Gold: Märkte jubeln!
Nach einem historischen Kursfeuerwerk von 64 Prozent im Jahr 2025 gönnt sich das Edelmetall zum Jahresauftakt eine kurze Verschnaufpause. Während geopolitische Spannungen und Zinsfantasien das fundamentale Bild weiterhin stützen, fragen sich Anleger angesichts der jüngsten Konsolidierung: Bietet der Rücksetzer die ideale Einstiegschance für den nächsten Lauf Richtung 5.000 Dollar?
- Aktueller Kurs: 4.342,00 USD
- Abstand zum 52-Wochen-Hoch: -4,82 %
- 50-Tage-Durchschnitt: 4.247,37 USD
- Analystenziele: Bis zu 5.000 USD
Verschnaufpause nach historischem Lauf
Gold startete zunächst dynamisch in das Jahr 2026 und kletterte zeitweise über die Marke von 4.400 Dollar, bevor Gewinnmitnahmen einsetzten. Der Schlusskurs von 4.342,00 Dollar markiert einen Wochenverlust von gut 4,8 Prozent, was angesichts der massiven Vorjahresrallye als gesunde Korrektur gewertet werden kann.
Der langfristige Aufwärtstrend bleibt intakt: Mit einem RSI von 57,7 ist der Markt keineswegs überhitzt, und der Kurs notiert weiterhin komfortabel über dem 50-Tage-Durchschnitt. Die Performance des Jahres 2025, in dem Gold Aktien, Anleihen und Kryptowährungen hinter sich ließ, wirkt dabei als starker psychologischer Rückenwind nach.

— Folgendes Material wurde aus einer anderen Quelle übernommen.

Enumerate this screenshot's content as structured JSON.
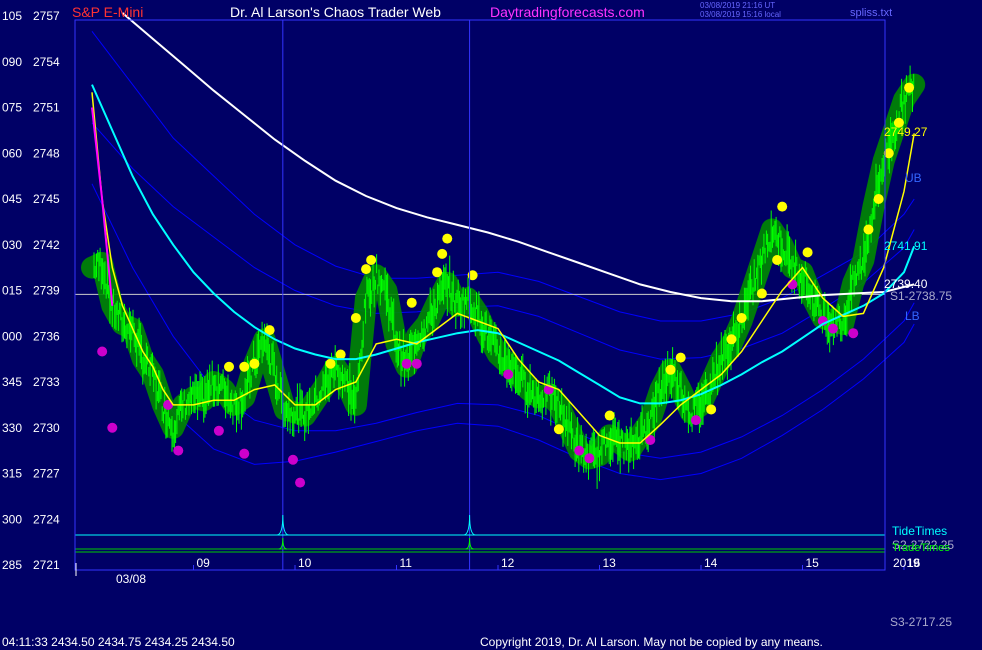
{
  "header": {
    "instrument": "S&P E-Mini",
    "site_title": "Dr. Al Larson's Chaos Trader Web",
    "site_url": "Daytradingforecasts.com",
    "timestamp_utc": "03/08/2019 21:16 UT",
    "timestamp_local": "03/08/2019 15:16 local",
    "file_name": "spliss.txt"
  },
  "colors": {
    "background": "#000066",
    "plot_border": "#3333ff",
    "price_bars": "#00ff00",
    "fast_ma": "#ffff00",
    "mid_ma": "#00ffff",
    "slow_ma": "#ffffff",
    "bands": "#0000ff",
    "pivot_line": "#cccccc",
    "highlight_up": "#ffff00",
    "highlight_down": "#cc00cc",
    "highlight_glow": "#008800"
  },
  "chart_data": {
    "type": "line",
    "title": "S&P E-Mini",
    "ylim": [
      2721,
      2758
    ],
    "y_ticks": [
      {
        "left": "105",
        "price": "2757",
        "value": 2757
      },
      {
        "left": "090",
        "price": "2754",
        "value": 2754
      },
      {
        "left": "075",
        "price": "2751",
        "value": 2751
      },
      {
        "left": "060",
        "price": "2748",
        "value": 2748
      },
      {
        "left": "045",
        "price": "2745",
        "value": 2745
      },
      {
        "left": "030",
        "price": "2742",
        "value": 2742
      },
      {
        "left": "015",
        "price": "2739",
        "value": 2739
      },
      {
        "left": "000",
        "price": "2736",
        "value": 2736
      },
      {
        "left": "345",
        "price": "2733",
        "value": 2733
      },
      {
        "left": "330",
        "price": "2730",
        "value": 2730
      },
      {
        "left": "315",
        "price": "2727",
        "value": 2727
      },
      {
        "left": "300",
        "price": "2724",
        "value": 2724
      },
      {
        "left": "285",
        "price": "2721",
        "value": 2721
      }
    ],
    "xlim": [
      8.0,
      16.1
    ],
    "x_ticks": [
      {
        "label": "09",
        "value": 9
      },
      {
        "label": "10",
        "value": 10
      },
      {
        "label": "11",
        "value": 11
      },
      {
        "label": "12",
        "value": 12
      },
      {
        "label": "13",
        "value": 13
      },
      {
        "label": "14",
        "value": 14
      },
      {
        "label": "15",
        "value": 15
      },
      {
        "label": "16",
        "value": 16
      }
    ],
    "date_label": "03/08",
    "year_label": "2019",
    "vertical_markers": [
      9.88,
      11.72
    ],
    "pivot_line": {
      "value": 2738.75,
      "label": "S1-2738.75"
    },
    "bottom_level_label": "S3-2717.25",
    "band_labels": {
      "upper": "UB",
      "lower": "LB"
    },
    "last_values": {
      "fast_ma": "2749.27",
      "mid_ma": "2741.91",
      "slow_ma": "2739.40"
    },
    "series": [
      {
        "key": "price",
        "x": [
          8.0,
          8.1,
          8.2,
          8.3,
          8.4,
          8.5,
          8.6,
          8.7,
          8.8,
          8.9,
          9.0,
          9.1,
          9.2,
          9.3,
          9.4,
          9.5,
          9.6,
          9.7,
          9.8,
          9.9,
          10.0,
          10.1,
          10.2,
          10.3,
          10.4,
          10.5,
          10.6,
          10.7,
          10.8,
          10.9,
          11.0,
          11.1,
          11.2,
          11.3,
          11.4,
          11.5,
          11.6,
          11.7,
          11.8,
          11.9,
          12.0,
          12.1,
          12.2,
          12.3,
          12.4,
          12.5,
          12.6,
          12.7,
          12.8,
          12.9,
          13.0,
          13.1,
          13.2,
          13.3,
          13.4,
          13.5,
          13.6,
          13.7,
          13.8,
          13.9,
          14.0,
          14.1,
          14.2,
          14.3,
          14.4,
          14.5,
          14.6,
          14.7,
          14.8,
          14.9,
          15.0,
          15.1,
          15.2,
          15.3,
          15.4,
          15.5,
          15.6,
          15.7,
          15.8,
          15.9,
          16.0,
          16.1
        ],
        "values": [
          2740.5,
          2740.8,
          2738,
          2736.8,
          2736.5,
          2734.5,
          2733.5,
          2731.5,
          2730,
          2731.5,
          2732,
          2731.8,
          2733,
          2732.5,
          2731.5,
          2732,
          2734.2,
          2735.8,
          2733.5,
          2731.2,
          2731,
          2730.8,
          2731.8,
          2732.8,
          2734,
          2733,
          2731.5,
          2738.5,
          2740,
          2739,
          2735.5,
          2734,
          2736,
          2736.8,
          2738.2,
          2739.5,
          2738,
          2738.5,
          2737.5,
          2736,
          2734.8,
          2734.2,
          2733.5,
          2732.5,
          2732,
          2732.2,
          2731.5,
          2730,
          2728.5,
          2728,
          2728.2,
          2729.5,
          2729,
          2728.5,
          2729.5,
          2730.5,
          2732.5,
          2733.8,
          2732.5,
          2731,
          2731.5,
          2733,
          2734.5,
          2735.5,
          2737,
          2739,
          2741,
          2743,
          2742,
          2740.5,
          2740.2,
          2738.5,
          2737.2,
          2737,
          2736.8,
          2739.5,
          2741,
          2744.5,
          2747.5,
          2749.5,
          2751.5,
          2752.5
        ]
      },
      {
        "key": "fast_ma",
        "x": [
          8.0,
          8.1,
          8.2,
          8.3,
          8.4,
          8.5,
          8.6,
          8.7,
          8.8,
          8.9,
          9.0,
          9.2,
          9.4,
          9.6,
          9.8,
          10.0,
          10.2,
          10.4,
          10.6,
          10.8,
          11.0,
          11.2,
          11.4,
          11.6,
          11.8,
          12.0,
          12.2,
          12.4,
          12.6,
          12.8,
          13.0,
          13.2,
          13.4,
          13.6,
          13.8,
          14.0,
          14.2,
          14.4,
          14.6,
          14.8,
          15.0,
          15.2,
          15.4,
          15.6,
          15.8,
          16.0,
          16.1
        ],
        "values": [
          2752,
          2745,
          2740.5,
          2738,
          2736.5,
          2735,
          2734,
          2732.5,
          2731.5,
          2731.5,
          2731.5,
          2731.8,
          2731.8,
          2732.5,
          2732.8,
          2731.5,
          2731.5,
          2732.5,
          2733,
          2735.5,
          2735.8,
          2735.5,
          2736.5,
          2737.5,
          2737,
          2736.5,
          2734.5,
          2733,
          2732.5,
          2731,
          2729.5,
          2729,
          2729,
          2730.2,
          2731.5,
          2732.5,
          2733.5,
          2735,
          2737,
          2739,
          2740.5,
          2738.5,
          2737.3,
          2737.5,
          2740.5,
          2745.5,
          2749.3
        ]
      },
      {
        "key": "mid_ma",
        "x": [
          8.0,
          8.2,
          8.4,
          8.6,
          8.8,
          9.0,
          9.2,
          9.4,
          9.6,
          9.8,
          10.0,
          10.2,
          10.4,
          10.6,
          10.8,
          11.0,
          11.2,
          11.4,
          11.6,
          11.8,
          12.0,
          12.2,
          12.4,
          12.6,
          12.8,
          13.0,
          13.2,
          13.4,
          13.6,
          13.8,
          14.0,
          14.2,
          14.4,
          14.6,
          14.8,
          15.0,
          15.2,
          15.4,
          15.6,
          15.8,
          16.0,
          16.1
        ],
        "values": [
          2752.5,
          2749.5,
          2746.5,
          2744,
          2742,
          2740.2,
          2738.8,
          2737.6,
          2736.6,
          2735.8,
          2735.2,
          2734.8,
          2734.5,
          2734.5,
          2734.8,
          2735.2,
          2735.6,
          2735.9,
          2736.2,
          2736.4,
          2736.2,
          2735.6,
          2735,
          2734.4,
          2733.6,
          2732.8,
          2732,
          2731.6,
          2731.6,
          2731.8,
          2732.2,
          2732.8,
          2733.5,
          2734.3,
          2735,
          2735.9,
          2736.8,
          2737.4,
          2738,
          2738.8,
          2740.2,
          2741.9
        ]
      },
      {
        "key": "slow_ma",
        "x": [
          8.3,
          8.6,
          8.9,
          9.2,
          9.5,
          9.8,
          10.1,
          10.4,
          10.7,
          11.0,
          11.3,
          11.6,
          11.9,
          12.2,
          12.5,
          12.8,
          13.1,
          13.4,
          13.7,
          14.0,
          14.3,
          14.6,
          14.9,
          15.2,
          15.5,
          15.8,
          16.1
        ],
        "values": [
          2757.2,
          2755.5,
          2753.8,
          2752.1,
          2750.5,
          2748.9,
          2747.5,
          2746.2,
          2745.2,
          2744.4,
          2743.8,
          2743.3,
          2742.8,
          2742.2,
          2741.5,
          2740.8,
          2740.1,
          2739.4,
          2738.9,
          2738.5,
          2738.3,
          2738.3,
          2738.5,
          2738.7,
          2738.8,
          2738.9,
          2739.4
        ]
      },
      {
        "key": "upper_band",
        "x": [
          8.0,
          8.4,
          8.8,
          9.2,
          9.6,
          10.0,
          10.4,
          10.8,
          11.2,
          11.6,
          12.0,
          12.4,
          12.8,
          13.2,
          13.6,
          14.0,
          14.4,
          14.8,
          15.2,
          15.6,
          16.0,
          16.1
        ],
        "values": [
          2756,
          2752.5,
          2749,
          2746.5,
          2744,
          2742,
          2740.6,
          2739.8,
          2739.8,
          2740,
          2740.2,
          2739.6,
          2738.6,
          2737.6,
          2737,
          2737,
          2737.5,
          2738.5,
          2740,
          2741.5,
          2744,
          2745
        ]
      },
      {
        "key": "upper_band_2",
        "x": [
          8.0,
          8.4,
          8.8,
          9.2,
          9.6,
          10.0,
          10.4,
          10.8,
          11.2,
          11.6,
          12.0,
          12.4,
          12.8,
          13.2,
          13.6,
          14.0,
          14.4,
          14.8,
          15.2,
          15.6,
          16.0,
          16.1
        ],
        "values": [
          2750,
          2747,
          2744.5,
          2742.5,
          2740.5,
          2739,
          2738,
          2737.5,
          2737.6,
          2737.9,
          2738,
          2737.3,
          2736.2,
          2735.1,
          2734.5,
          2734.6,
          2735.2,
          2736.2,
          2737.8,
          2739.5,
          2741.8,
          2743
        ]
      },
      {
        "key": "lower_band_2",
        "x": [
          8.0,
          8.4,
          8.8,
          9.2,
          9.6,
          10.0,
          10.4,
          10.8,
          11.2,
          11.6,
          12.0,
          12.4,
          12.8,
          13.2,
          13.6,
          14.0,
          14.4,
          14.8,
          15.2,
          15.6,
          16.0,
          16.1
        ],
        "values": [
          2746,
          2740.5,
          2736,
          2732.5,
          2730.5,
          2729.8,
          2729.8,
          2730.3,
          2731,
          2731.6,
          2731.5,
          2730.8,
          2729.6,
          2728.4,
          2728,
          2728.4,
          2729.4,
          2730.8,
          2732.5,
          2734.5,
          2737,
          2738.2
        ]
      },
      {
        "key": "lower_band",
        "x": [
          8.0,
          8.4,
          8.8,
          9.2,
          9.6,
          10.0,
          10.4,
          10.8,
          11.2,
          11.6,
          12.0,
          12.4,
          12.8,
          13.2,
          13.6,
          14.0,
          14.4,
          14.8,
          15.2,
          15.6,
          16.0,
          16.1
        ],
        "values": [
          2741,
          2735,
          2731,
          2728.6,
          2727.6,
          2727.8,
          2728.4,
          2729.1,
          2729.8,
          2730.3,
          2730.1,
          2729.2,
          2728,
          2727,
          2726.6,
          2727,
          2728,
          2729.5,
          2731.2,
          2733.2,
          2735.6,
          2736.8
        ]
      }
    ],
    "highlights_up": [
      {
        "x": 9.35,
        "y": 2734
      },
      {
        "x": 9.5,
        "y": 2734
      },
      {
        "x": 9.6,
        "y": 2734.2
      },
      {
        "x": 9.75,
        "y": 2736.4
      },
      {
        "x": 10.35,
        "y": 2734.2
      },
      {
        "x": 10.45,
        "y": 2734.8
      },
      {
        "x": 10.6,
        "y": 2737.2
      },
      {
        "x": 10.7,
        "y": 2740.4
      },
      {
        "x": 10.75,
        "y": 2741
      },
      {
        "x": 11.15,
        "y": 2738.2
      },
      {
        "x": 11.4,
        "y": 2740.2
      },
      {
        "x": 11.45,
        "y": 2741.4
      },
      {
        "x": 11.5,
        "y": 2742.4
      },
      {
        "x": 11.75,
        "y": 2740
      },
      {
        "x": 12.6,
        "y": 2729.9
      },
      {
        "x": 13.1,
        "y": 2730.8
      },
      {
        "x": 13.7,
        "y": 2733.8
      },
      {
        "x": 13.8,
        "y": 2734.6
      },
      {
        "x": 14.1,
        "y": 2731.2
      },
      {
        "x": 14.3,
        "y": 2735.8
      },
      {
        "x": 14.4,
        "y": 2737.2
      },
      {
        "x": 14.6,
        "y": 2738.8
      },
      {
        "x": 14.8,
        "y": 2744.5
      },
      {
        "x": 14.75,
        "y": 2741
      },
      {
        "x": 15.05,
        "y": 2741.5
      },
      {
        "x": 15.65,
        "y": 2743
      },
      {
        "x": 15.75,
        "y": 2745
      },
      {
        "x": 15.85,
        "y": 2748
      },
      {
        "x": 15.95,
        "y": 2750
      },
      {
        "x": 16.05,
        "y": 2752.3
      }
    ],
    "highlights_down": [
      {
        "x": 8.1,
        "y": 2735
      },
      {
        "x": 8.2,
        "y": 2730
      },
      {
        "x": 8.75,
        "y": 2731.5
      },
      {
        "x": 8.85,
        "y": 2728.5
      },
      {
        "x": 9.25,
        "y": 2729.8
      },
      {
        "x": 9.5,
        "y": 2728.3
      },
      {
        "x": 9.98,
        "y": 2727.9
      },
      {
        "x": 10.05,
        "y": 2726.4
      },
      {
        "x": 11.1,
        "y": 2734.2
      },
      {
        "x": 11.2,
        "y": 2734.2
      },
      {
        "x": 12.1,
        "y": 2733.5
      },
      {
        "x": 12.5,
        "y": 2732.5
      },
      {
        "x": 12.8,
        "y": 2728.5
      },
      {
        "x": 12.9,
        "y": 2728
      },
      {
        "x": 13.5,
        "y": 2729.2
      },
      {
        "x": 13.95,
        "y": 2730.5
      },
      {
        "x": 14.9,
        "y": 2739.4
      },
      {
        "x": 15.2,
        "y": 2737
      },
      {
        "x": 15.3,
        "y": 2736.5
      },
      {
        "x": 15.5,
        "y": 2736.2
      }
    ]
  },
  "timing": {
    "tide_label": "TideTimes",
    "trade_label": "TradeTimes",
    "s2_label": "S2-2722.25"
  },
  "footer": {
    "quote": "04:11:33  2434.50  2434.75  2434.25  2434.50",
    "copyright": "Copyright 2019, Dr. Al Larson. May not be copied by any means."
  }
}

Krisenherde als konstante Treiber
Die fundamentale Nachfrage wird maßgeblich durch die unsichere Weltlage gestützt. Investoren suchen angesichts mehrerer Krisenherde den traditionellen „Safe Haven“:
- Geopolitik: Die anhaltende Instabilität im Nahen Osten sowie der ungelöste Russland-Ukraine-Konflikt sorgen für eine anhaltende Risikoaversion an den Märkten.
- Handelspolitik: Die aggressive Zollpolitik der US-Regierung unter Trump schürt erneut Inflationsängste, wogegen Gold historisch als Absicherung dient.
Zinswende und Zentralbanken
Neben der geopolitischen Lage spielt die Geldpolitik dem Edelmetall in die Hände. Marktteilnehmer rechnen fest mit mindestens zwei Zinssenkungen der Federal Reserve im laufenden Jahr, wobei der erste Schritt bereits im März erfolgen könnte. Da Gold selbst keine Zinsen abwirft, steigert ein sinkendes Zinsniveau die relative Attraktivität des Edelmetalls gegenüber Anleihen deutlich.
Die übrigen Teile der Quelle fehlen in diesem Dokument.